LLM Platforms Need Operational Memory
Most LLM platform failures I worry about are memory failures.
Not vector memory. Operational memory.
The platform forgets why a prompt changed. It forgets which judge version blessed a release. It forgets that a tool timed out last quarter for the same customer shape. It forgets the cost model that made a routing decision look reasonable.
Then the team relearns everything through incidents.
That is a rough way to run a railroad.
Prompts need receipts
If a prompt can change behavior, it needs the same release discipline as code:
- versioned source
- owner
- changelog
- eval gate
- rollback path
- production telemetry keyed by version
The useful object is not “the current prompt.” That phrase is how people lose the thread.
The useful object is the tuple of prompt, model, tool schema, retrieval policy, decoding parameters, and safety policy. That tuple is the deployed behavior.
type LlmBehaviorVersion = {
promptSha: string;
model: string;
toolSchemaSha: string;
retrievalPolicy: string;
temperature: number;
maxOutputTokens: number;
safetyPolicySha: string;
};
That structure looks pedestrian. Good. It prevents the debugging session where somebody says, “it got worse sometime after lunch,” and nobody knows which layer changed.
Evals without provenance are screenshots
An eval result without provenance is a screenshot. It might be useful in a conversation, but it should not promote a release.
Every aggregate metric should link back to:
- input set version
- expected output or rubric version
- judge model, if used
- sampling parameters
- raw model outputs
- failure clusters
The raw outputs matter because aggregate scores hide product defects. A model can gain two points overall while getting worse at the one workflow that pays the bill.
That is where the wheels come off. The dashboard says green. The customer path that matters got worse. Both can be true.
Tools are part of the model surface
Tool calls are not an implementation detail.

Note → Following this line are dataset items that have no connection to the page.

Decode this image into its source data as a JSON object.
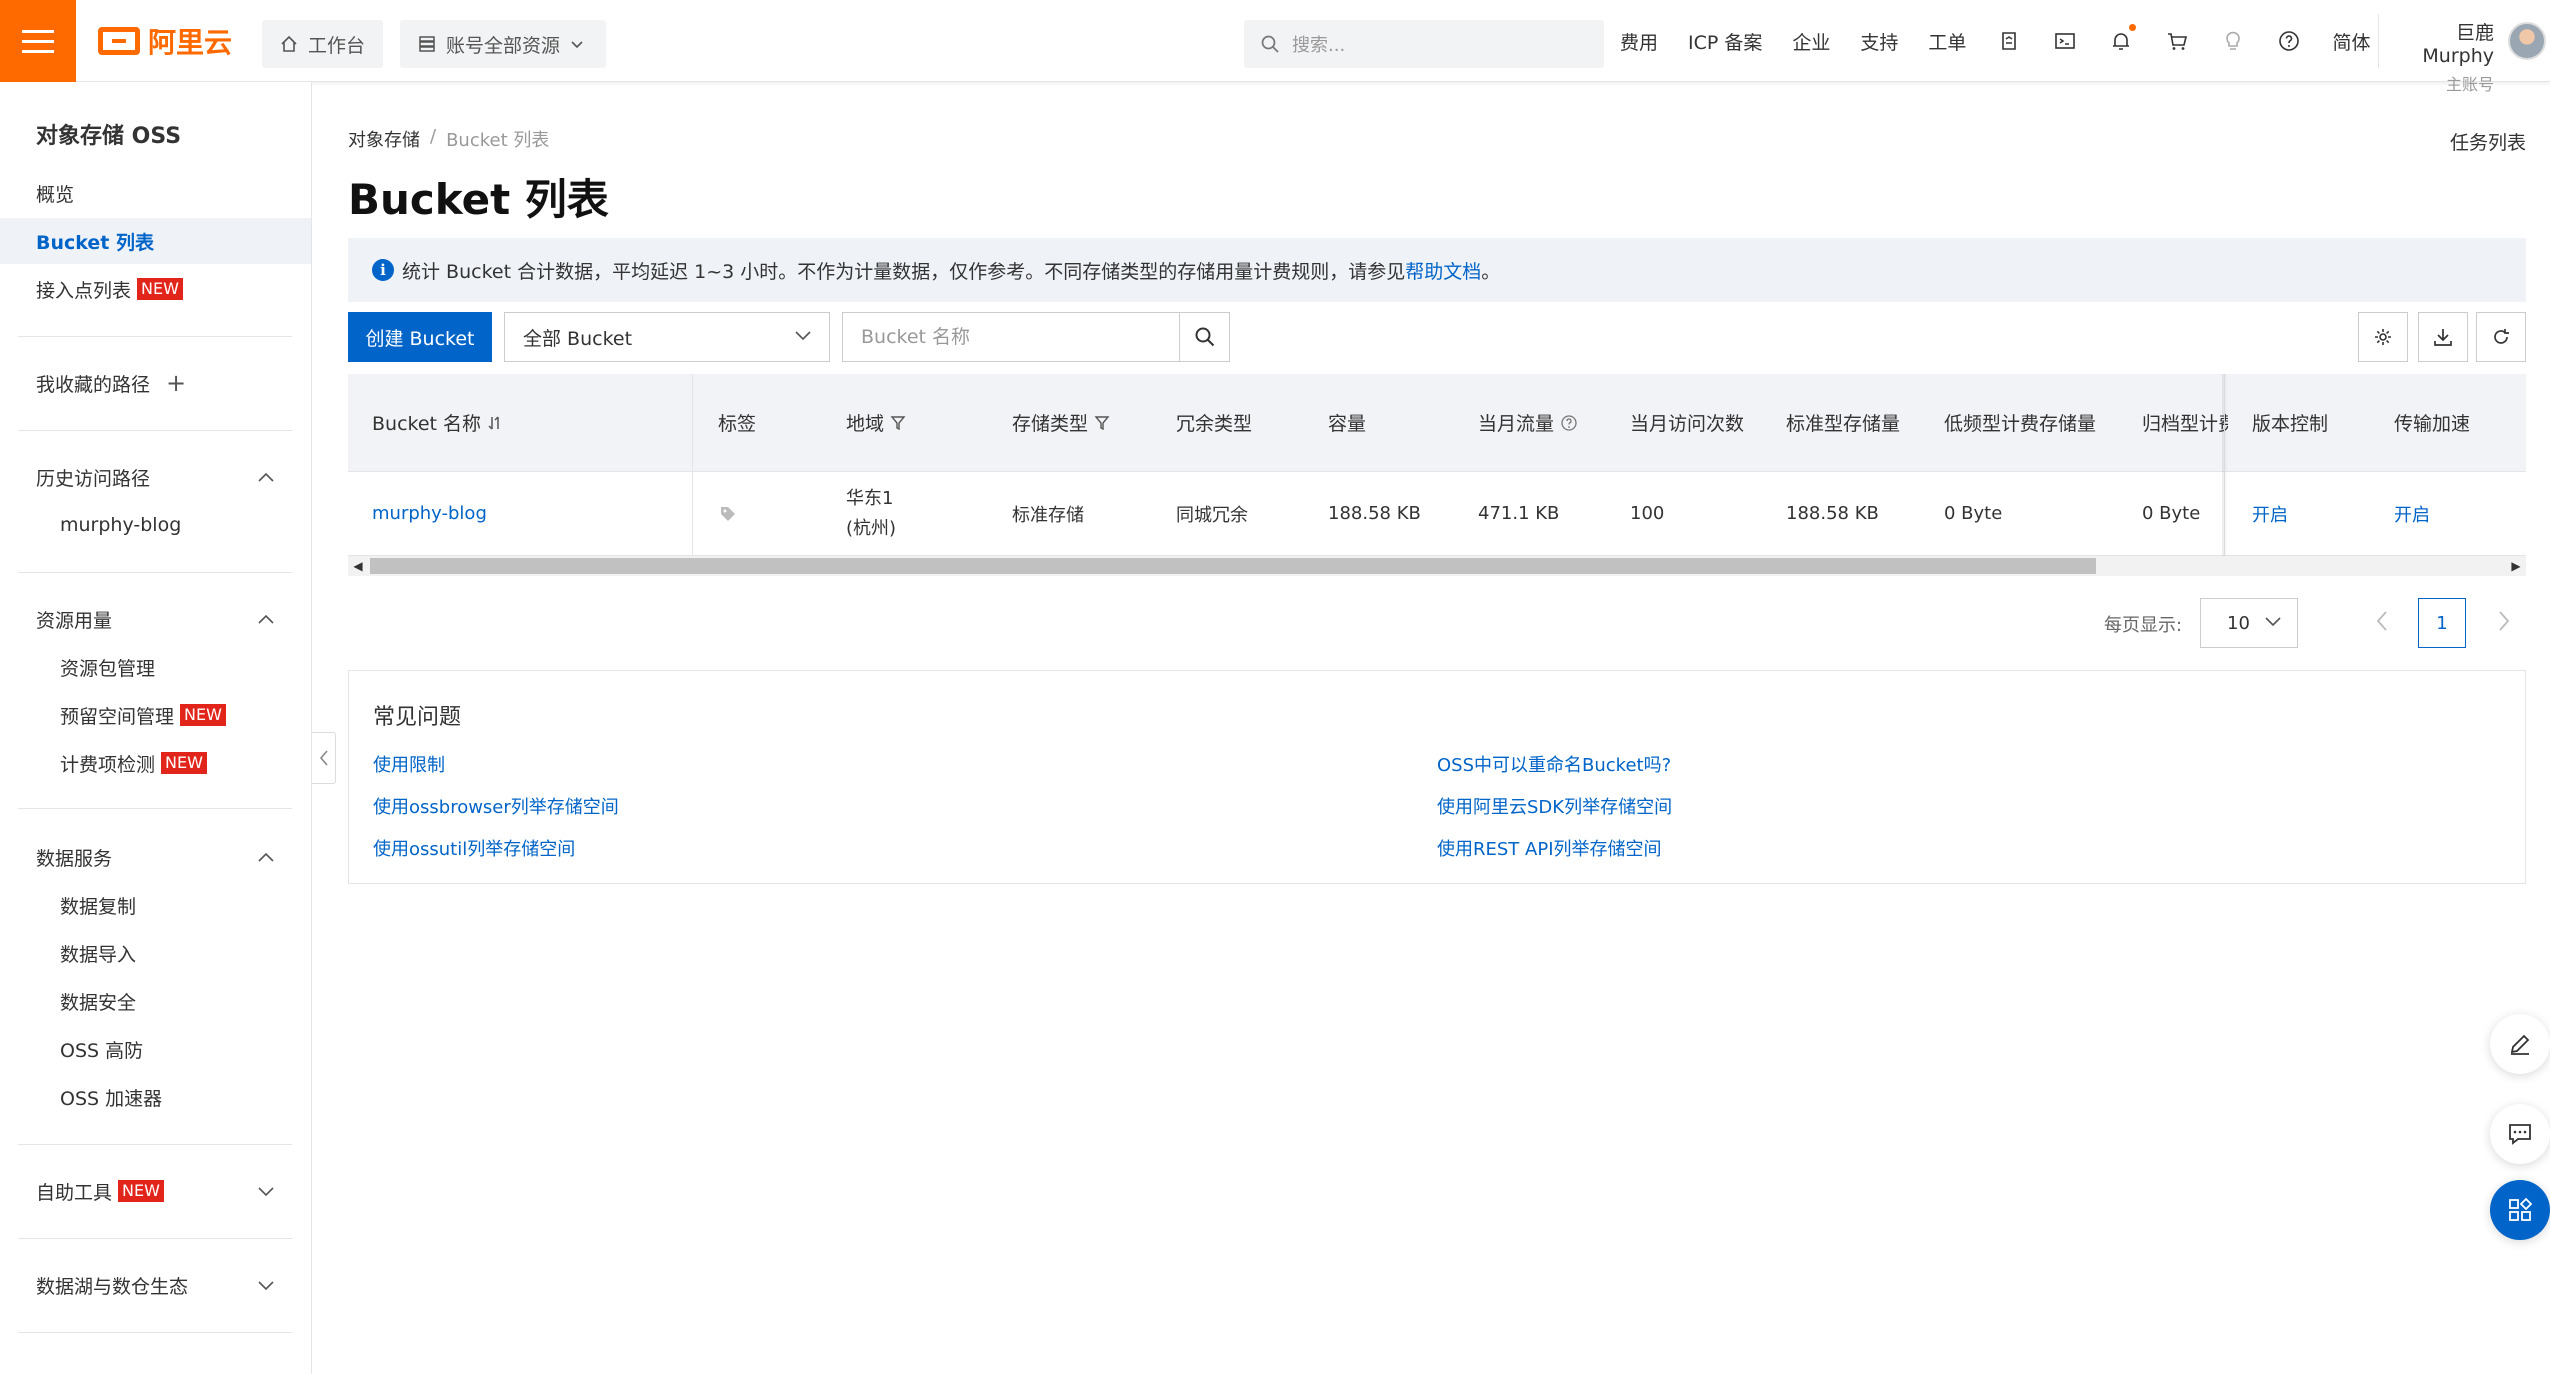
{
  "header": {
    "logo_text": "阿里云",
    "workbench": "工作台",
    "resources": "账号全部资源",
    "search_placeholder": "搜索...",
    "links": [
      "费用",
      "ICP 备案",
      "企业",
      "支持",
      "工单"
    ],
    "lang": "简体",
    "user_name": "巨鹿Murphy",
    "user_role": "主账号"
  },
  "sidebar": {
    "title": "对象存储 OSS",
    "overview": "概览",
    "bucket_list": "Bucket 列表",
    "access_point": "接入点列表",
    "favorite_paths": "我收藏的路径",
    "history": "历史访问路径",
    "history_item": "murphy-blog",
    "usage": "资源用量",
    "usage_items": [
      "资源包管理",
      "预留空间管理",
      "计费项检测"
    ],
    "data_service": "数据服务",
    "data_items": [
      "数据复制",
      "数据导入",
      "数据安全",
      "OSS 高防",
      "OSS 加速器"
    ],
    "self_tools": "自助工具",
    "data_lake": "数据湖与数仓生态",
    "new_badge": "NEW"
  },
  "main": {
    "breadcrumb_root": "对象存储",
    "breadcrumb_sep": "/",
    "breadcrumb_current": "Bucket 列表",
    "task_list": "任务列表",
    "title": "Bucket 列表",
    "info_text": "统计 Bucket 合计数据，平均延迟 1~3 小时。不作为计量数据，仅作参考。不同存储类型的存储用量计费规则，请参见",
    "info_link": "帮助文档",
    "info_end": "。",
    "create_button": "创建 Bucket",
    "filter_select": "全部 Bucket",
    "search_placeholder": "Bucket 名称"
  },
  "table": {
    "headers": [
      "Bucket 名称",
      "标签",
      "地域",
      "存储类型",
      "冗余类型",
      "容量",
      "当月流量",
      "当月访问次数",
      "标准型存储量",
      "低频型计费存储量",
      "归档型计费",
      "版本控制",
      "传输加速"
    ],
    "row": {
      "name": "murphy-blog",
      "region_line1": "华东1",
      "region_line2": "(杭州)",
      "storage_type": "标准存储",
      "redundancy": "同城冗余",
      "capacity": "188.58 KB",
      "traffic": "471.1 KB",
      "visits": "100",
      "standard_storage": "188.58 KB",
      "ia_storage": "0 Byte",
      "archive_storage": "0 Byte",
      "versioning": "开启",
      "acceleration": "开启"
    }
  },
  "pagination": {
    "page_size_label": "每页显示:",
    "page_size": "10",
    "current_page": "1"
  },
  "faq": {
    "title": "常见问题",
    "links": [
      "使用限制",
      "使用ossbrowser列举存储空间",
      "使用ossutil列举存储空间",
      "OSS中可以重命名Bucket吗?",
      "使用阿里云SDK列举存储空间",
      "使用REST API列举存储空间"
    ]
  },
  "colors": {
    "brand": "#ff6a00",
    "primary": "#0064c8",
    "new_badge": "#e1251b"
  }
}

They are part of the model’s behavioral surface area and should be observable as such.
Track tool latency, error rate, schema validation failures, empty results, and user-visible recoveries by behavior version.
When an answer is bad, the first question should not be “did the model fail or did retrieval fail?” The trace should already show which component made which decision with which inputs.
If the trace cannot tell the story, the team will. That story will get a little more fictional every time it is retold.
Cost is a product signal
Cost dashboards are usually built for finance after the fact. LLM platforms need cost at decision time.
Routing, context length, retrieval depth, tool fanout, and judge usage are all quality decisions with cost attached. If the platform records the decision and the reason, teams can tune tradeoffs deliberately instead of discovering them three weeks later in the cloud bill.
The practical rule is simple: when a release gets slower, more expensive, or less reliable, the platform should be able to explain what changed without a meeting.
If it cannot, you do not have operational memory. You have institutional folklore with a nicer UI.